Scantag is a Yapperbot task that runs as a low priority, scanning through every single page on Wikipedia and tagging them appropriately with maintenance tags where certain patterns match.

This is useful for tagging articles that have broken templates especially, as they would not show up as transclusions of the template, but it can also be used for a number of other things; any issue that needs a maintenance template, and which can be detected through a pattern search of the body of the article, is potentially a candidate for use here.

What's currently running? edit

To see the raw details of the currently running rules, take a look at the JSON file that configures them.

How can I request a Scantag pattern? edit

Add a request on the talk page for a new pattern. In your request, you should explain:

  • What the pattern is you want to be added (if you know regex, please provide a regex pattern; if you don't, please explain as carefully as you can, so someone can craft one for you)
  • Why you want this pattern to be scanned
  • What you want the found articles to be tagged with
  • That you understand that this will not happen immediately

Scantag rules may not go live for a long period of time, as the bot will only reread the rules when it has finished scanning the entire corpus of Wikipedia pages. You should not expect your rules to start scanning for at least a week, probably longer, after you make your request.
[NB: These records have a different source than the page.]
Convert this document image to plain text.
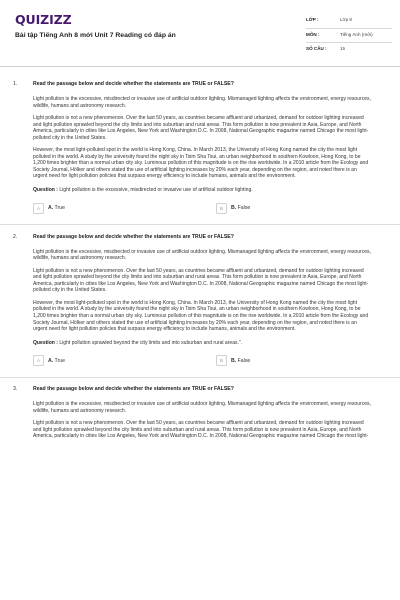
QUIZIZZ
Bài tập Tiếng Anh 8 mới Unit 7 Reading có đáp án
LỚP :	Lớp 8
MÔN :	Tiếng Anh (mới)
SỐ CÂU :	15
1.	Read the passage below and decide whether the statements are TRUE or FALSE?

Light pollution is the excessive, misdirected or invasive use of artificial outdoor lighting. Mismanaged lighting affects the environment, energy resources, wildlife, humans and astronomy research.

Light pollution is not a new phenomenon. Over the last 50 years, as countries became affluent and urbanized, demand for outdoor lighting increased and light pollution sprawled beyond the city limits and into suburban and rural areas. This form pollution is now prevalent in Asia, Europe, and North America, particularly in cities like Los Angeles, New York and Washington D.C. In 2008, National Geographic magazine named Chicago the most light-polluted city in the United States.

However, the most light-polluted spot in the world is Hong Kong, China. In March 2013, the University of Hong Kong named the city the most light polluted in the world. A study by the university found the night sky in Tsim Sha Tsui, an urban neighborhood in southern Kowloon, Hong Kong, to be 1,200 times brighter than a normal urban city sky. Luminous pollution of this magnitude is on the rise worldwide. In a 2010 article from the Ecology and Society Journal, Hölker and others stated the use of artificial lighting increases by 20% each year, depending on the region, and noted there is an urgent need for light pollution policies that surpass energy efficiency to include humans, animals and the environment.

Question : Light pollution is the excessive, misdirected or invasive use of artificial outdoor lighting.

A	A. True	B	B. False
2.	Read the passage below and decide whether the statements are TRUE or FALSE?

Light pollution is the excessive, misdirected or invasive use of artificial outdoor lighting. Mismanaged lighting affects the environment, energy resources, wildlife, humans and astronomy research.

Light pollution is not a new phenomenon. Over the last 50 years, as countries became affluent and urbanized, demand for outdoor lighting increased and light pollution sprawled beyond the city limits and into suburban and rural areas. This form pollution is now prevalent in Asia, Europe, and North America, particularly in cities like Los Angeles, New York and Washington D.C. In 2008, National Geographic magazine named Chicago the most light-polluted city in the United States.

However, the most light-polluted spot in the world is Hong Kong, China. In March 2013, the University of Hong Kong named the city the most light polluted in the world. A study by the university found the night sky in Tsim Sha Tsui, an urban neighborhood in southern Kowloon, Hong Kong, to be 1,200 times brighter than a normal urban city sky. Luminous pollution of this magnitude is on the rise worldwide. In a 2010 article from the Ecology and Society Journal, Hölker and others stated the use of artificial lighting increases by 20% each year, depending on the region, and noted there is an urgent need for light pollution policies that surpass energy efficiency to include humans, animals and the environment.

Question : Light pollution sprawled beyond the city limits and into suburban and rural areas.".

A	A. True	B	B. False
3.	Read the passage below and decide whether the statements are TRUE or FALSE?

Light pollution is the excessive, misdirected or invasive use of artificial outdoor lighting. Mismanaged lighting affects the environment, energy resources, wildlife, humans and astronomy research.

Light pollution is not a new phenomenon. Over the last 50 years, as countries became affluent and urbanized, demand for outdoor lighting increased and light pollution sprawled beyond the city limits and into suburban and rural areas. This form pollution is now prevalent in Asia, Europe, and North America, particularly in cities like Los Angeles, New York and Washington D.C. In 2008, National Geographic magazine named Chicago the most light-
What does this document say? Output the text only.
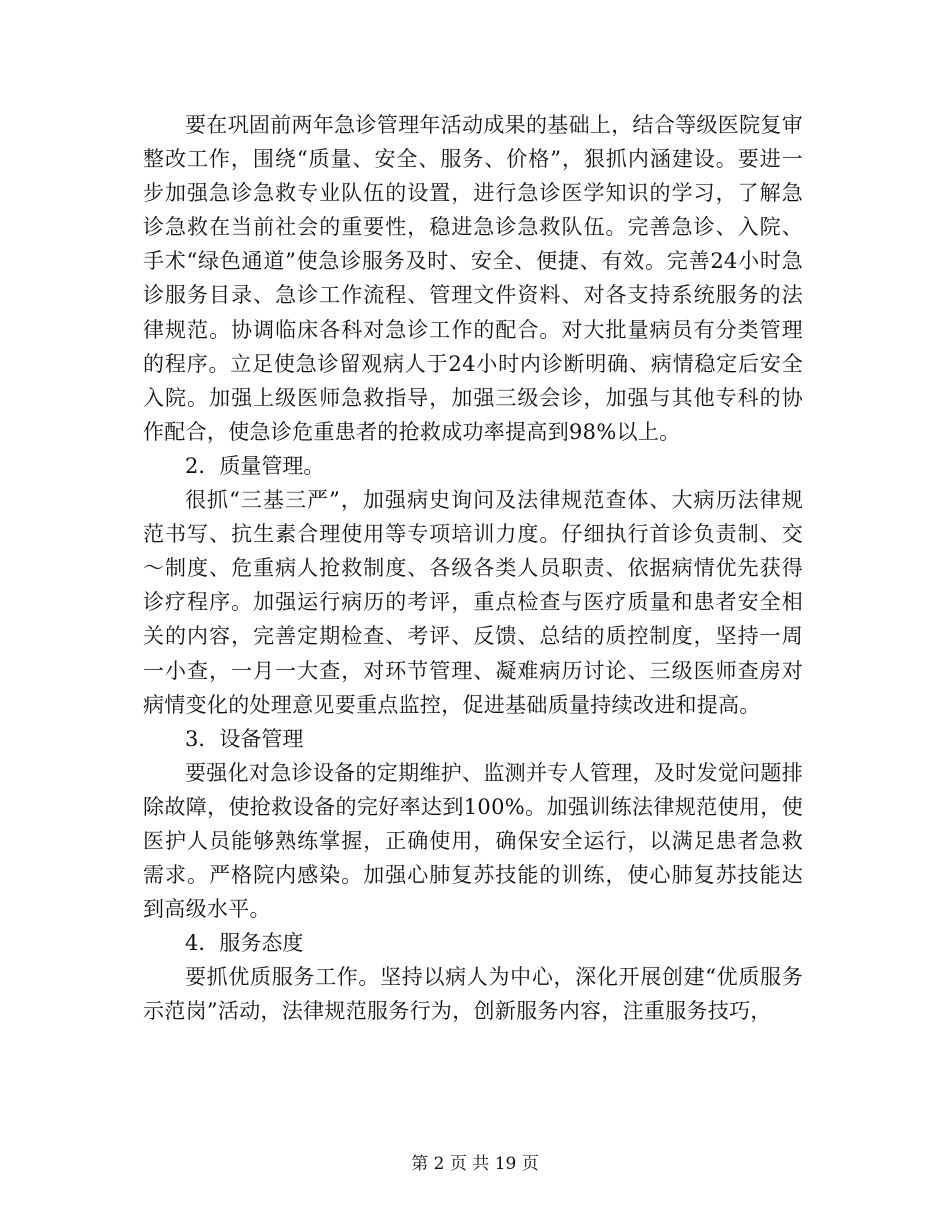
要在巩固前两年急诊管理年活动成果的基础上，结合等级医院复审整改工作，围绕“质量、安全、服务、价格”，狠抓内涵建设。要进一步加强急诊急救专业队伍的设置，进行急诊医学知识的学习，了解急诊急救在当前社会的重要性，稳进急诊急救队伍。完善急诊、入院、手术“绿色通道”使急诊服务及时、安全、便捷、有效。完善24小时急诊服务目录、急诊工作流程、管理文件资料、对各支持系统服务的法律规范。协调临床各科对急诊工作的配合。对大批量病员有分类管理的程序。立足使急诊留观病人于24小时内诊断明确、病情稳定后安全入院。加强上级医师急救指导，加强三级会诊，加强与其他专科的协作配合，使急诊危重患者的抢救成功率提高到98%以上。

2．质量管理。

很抓“三基三严”，加强病史询问及法律规范查体、大病历法律规范书写、抗生素合理使用等专项培训力度。仔细执行首诊负责制、交～制度、危重病人抢救制度、各级各类人员职责、依据病情优先获得诊疗程序。加强运行病历的考评，重点检查与医疗质量和患者安全相关的内容，完善定期检查、考评、反馈、总结的质控制度，坚持一周一小查，一月一大查，对环节管理、凝难病历讨论、三级医师查房对病情变化的处理意见要重点监控，促进基础质量持续改进和提高。

3．设备管理

要强化对急诊设备的定期维护、监测并专人管理，及时发觉问题排除故障，使抢救设备的完好率达到100%。加强训练法律规范使用，使医护人员能够熟练掌握，正确使用，确保安全运行，以满足患者急救需求。严格院内感染。加强心肺复苏技能的训练，使心肺复苏技能达到高级水平。

4．服务态度

要抓优质服务工作。坚持以病人为中心，深化开展创建“优质服务示范岗”活动，法律规范服务行为，创新服务内容，注重服务技巧，

第 2 页 共 19 页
Either the bot operator, Naypta (talk · contribs), or any administrator who is comfortable doing so, may add rules to the bot.

Instructions for admins edit

Scantag rules can be modified by any administrator, as they are stored in Yapperbot's user JSON pages. However, as these rules will be applied to many, many pages, it is very important that they are accurate. To that end, any administrator modifying Scantag rules should first ensure that they are completely comfortable with doing so. If you have any doubts, do not modify the live rules.

Scantag rules edit

Scantag rules can be tested by modifying the sandbox JSON page. A Scantag rule is made up of the following components:

"Regex to match (remember, this has to be fully JSON escaped, not just a valid regex, otherwise it will not work)": {
    "task": "Brief description of task",
	"example": "Example of something that would be tagged by the task",
	"noTagIf": "A regex which, if it matches against the page, will cause the page to be ignored. Usually used to avoid tagging pages that already contain maintenance tags. Use boolean false to always tag; be careful with this! Like the key regex, must be JSON escaped as well as valid regex.",
	"prefix": "Something to prefix the articles that the task finds with, with $ signs escaped with an additional sign (i.e. $ in output should read $$); each regex capture group is available as `${n}`, replacing n with the one-indexed number of the capture group",
	"suffix": "Same as prefix, but appends to the article rather than prepending",
	"detected": "Describes what was detected and why it's doing something; should come after the word 'detected', and potentially have other detected aspects after it separated with semicolons",
	"testpage": "The page name of a page on which the matching will be tested. When the sandbox is updated, Yapperbot will run Scantag's sandbox rules twice (so that the NoTagIf rule can be tested) over this page. Must be prefixed 'User:Yapperbot/Scantag.sandbox/tests/'."
}

prefix, suffix and testpage are optional; all other tags are required.

The value of prefix is assumed to have the same precedence for MOS:ORDER as a maintenance template. The value of suffix is simply appended to the end of the article.

Rule sandbox and test pages edit

Once you have modified the sandbox JSON page, within five minutes, Yapperbot (talk · contribs) should update the sandbox report page, which contains information explaining each of the rules that Scantag has been given in the sandbox. If you set a testpage parameter in the Scantag rule, Yapperbot will also have run the rule over that page twice. If you see two runs, rather than just one, in the page history linked (click "Up-to-date"), this means that your noTagIf regex is not matching the result of prefix or suffix. This is bad; it means that the prefix and/or suffix will be added to matching pages every time the bot runs, not just the first time the bot spots the issue. Correct your noTagIf regex if you see this happening.

If you modify the sandbox JSON page, the sandbox report will be automatically regenerated within the next five minutes. If you modify the test pages, or any other part of the system, you can manually force a sandbox refresh by removing the {{/ts}} template from the top of the sandbox report page.

Pushing rules live edit

Never push rules live if you have not first tested them in the sandbox, even if a trusted user wrote them.

It is strongly advised to consult with at the very least Naypta (talk · contribs) or one other sysop before making a rule live.

Once you have tested the rules you set up in the sandbox, and you are satisfied that they are working correctly, you can add the sandbox rules to the production JSON file. Note that, because the bot runs over the entire contents of the article namespace, it may take a long time before it finishes its current run, and restarts with the new rules; consequently, the lead time for the rules to take effect may be long.